The ‘marching season’ is like the tide. It’s always either ebbing or flowing and it reaches peaks at certain times of the year.
In just three days, it’ll reach its high water mark. It’ll be spring tide for loyalist marches.
Are these things related to phases of the moon just like the real tide?
We could be forgiven for thinking so. To an outsider, unfamiliar with our strange ways, dressing up and marching behind bands can’t look like an entirely rational activity. Some might think it better to keep the drums on the ground, apply some bright paint to the participants’ faces and then get them to run around the drums in circles rather than carry them along the roads.
In recent years the ‘marching season’ has tended to get longer.
Maybe it just seems longer! This year it began with all those unscheduled flag protests in January. One wag told me the ‘marching season’ starts on the 1st of January and ends on the 31st of December!
I’m all for a free society, so if that’s what people want to do, within reason, they should be allowed to get on with it. ‘Live and let live’ is as good a maxim as any when it comes to parades.
Many people will already be parading around the Mediterranean chasing the sun instead of trudging along our wet roads.

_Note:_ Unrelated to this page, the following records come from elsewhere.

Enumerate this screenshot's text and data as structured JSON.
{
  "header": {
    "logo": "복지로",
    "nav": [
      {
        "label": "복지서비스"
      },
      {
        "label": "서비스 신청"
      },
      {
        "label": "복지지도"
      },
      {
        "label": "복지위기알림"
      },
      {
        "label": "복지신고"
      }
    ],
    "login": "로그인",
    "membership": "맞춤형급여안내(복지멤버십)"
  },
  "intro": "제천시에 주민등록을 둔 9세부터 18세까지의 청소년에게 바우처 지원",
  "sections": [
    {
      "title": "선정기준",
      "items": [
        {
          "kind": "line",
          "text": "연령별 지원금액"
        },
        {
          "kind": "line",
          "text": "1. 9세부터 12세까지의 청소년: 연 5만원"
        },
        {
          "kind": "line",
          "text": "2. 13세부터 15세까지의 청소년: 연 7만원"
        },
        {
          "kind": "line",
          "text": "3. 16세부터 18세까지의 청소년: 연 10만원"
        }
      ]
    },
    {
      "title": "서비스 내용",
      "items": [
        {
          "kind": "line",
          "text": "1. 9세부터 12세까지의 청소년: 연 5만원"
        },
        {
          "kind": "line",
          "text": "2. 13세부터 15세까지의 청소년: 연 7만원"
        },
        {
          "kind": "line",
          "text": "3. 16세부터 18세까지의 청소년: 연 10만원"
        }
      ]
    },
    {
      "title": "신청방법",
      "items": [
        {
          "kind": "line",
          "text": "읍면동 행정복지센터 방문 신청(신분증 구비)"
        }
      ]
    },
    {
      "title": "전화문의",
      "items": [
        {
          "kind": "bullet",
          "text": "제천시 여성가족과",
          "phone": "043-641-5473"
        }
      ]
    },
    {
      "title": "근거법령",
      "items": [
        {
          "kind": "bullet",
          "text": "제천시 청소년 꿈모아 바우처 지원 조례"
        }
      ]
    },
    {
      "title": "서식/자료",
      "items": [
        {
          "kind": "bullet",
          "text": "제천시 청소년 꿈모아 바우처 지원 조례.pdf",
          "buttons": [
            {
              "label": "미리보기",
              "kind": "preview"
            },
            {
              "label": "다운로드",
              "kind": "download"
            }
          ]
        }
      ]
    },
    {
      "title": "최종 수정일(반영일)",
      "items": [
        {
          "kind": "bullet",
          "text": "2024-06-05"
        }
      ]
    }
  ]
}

Some will have made their holiday booking for “the Twelfth fortnight in July” (much to the confusion of daft foreigners who think there are only two fortnights in July). Others will have made their dash to the airport as soon as the schools broke up or even before. Of those left behind, most won’t have any interest in parading so they’ll be getting on with their lives.

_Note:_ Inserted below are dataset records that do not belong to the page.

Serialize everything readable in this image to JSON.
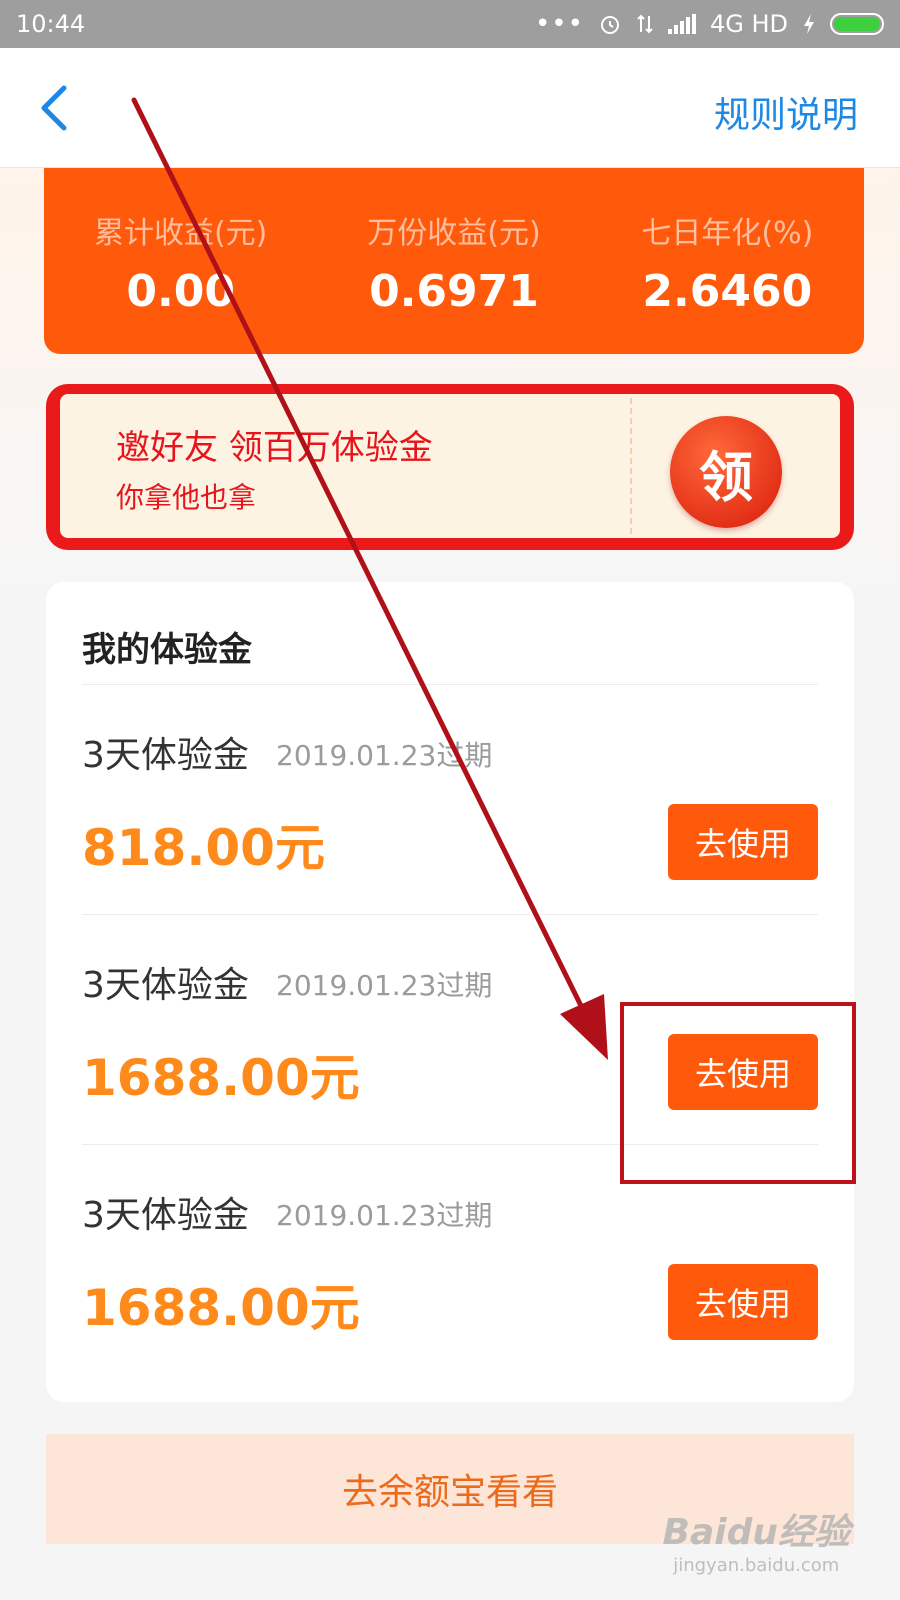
{
  "status_bar": {
    "time": "10:44",
    "network": "4G HD"
  },
  "nav": {
    "rules_link": "规则说明"
  },
  "stats": [
    {
      "label": "累计收益(元)",
      "value": "0.00"
    },
    {
      "label": "万份收益(元)",
      "value": "0.6971"
    },
    {
      "label": "七日年化(%)",
      "value": "2.6460"
    }
  ],
  "invite": {
    "title": "邀好友  领百万体验金",
    "subtitle": "你拿他也拿",
    "button": "领"
  },
  "funds": {
    "title": "我的体验金",
    "items": [
      {
        "name": "3天体验金",
        "expire": "2019.01.23过期",
        "amount": "818.00元",
        "button": "去使用"
      },
      {
        "name": "3天体验金",
        "expire": "2019.01.23过期",
        "amount": "1688.00元",
        "button": "去使用"
      },
      {
        "name": "3天体验金",
        "expire": "2019.01.23过期",
        "amount": "1688.00元",
        "button": "去使用"
      }
    ]
  },
  "footer": {
    "button": "去余额宝看看"
  },
  "watermark": {
    "logo": "Baidu经验",
    "site": "jingyan.baidu.com"
  },
  "colors": {
    "accent_orange": "#ff5a0c",
    "amount_orange": "#ff8a1c",
    "link_blue": "#1e88e5",
    "invite_red": "#e8141b",
    "annotation_red": "#c0101c"
  }
}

For a substantial minority, however, the ‘Twelfth’ will be the highlight of their year.
By now the bonfires will be enormous with tyres concealed behind the wooden pallets.
The tricolours will be briefly fluttering in all their glory on the top and the refreshments will be at the ready. It’ll be all set for the year’s biggest celebration of a community’s ‘culture’.
Others will be contemplating going some distance (sometimes literally) to be offended by the whole spectacle. Pity might be a more appropriate emotion.
The street theatre of parading as it is performed here, with its determination to stick to traditional routes, its swagger, its grandiose airs, its jingoistic overtones, and its grotesque elements of triumphant tribalism, ought to raise profoundly disturbing questions about this society.
It seldom does. Instead it’s accepted and excused as a celebration of ‘culture’.
For the last century and a half, and particularly since partition, the characteristic which has marked this area apart from more normal societies has been its all-pervasive sectarianism. Like all irrational prejudices, sectarianism has its roots in ignorance and even in stupidity.
It’s a sickness at the heart of society. OK, so at times parading can be relatively harmless but at other times it appears to be a symptom of that sickness.
Those who want to preserve it as ‘culture’ would be well-advised to do their best to keep it in the fairly harmless category.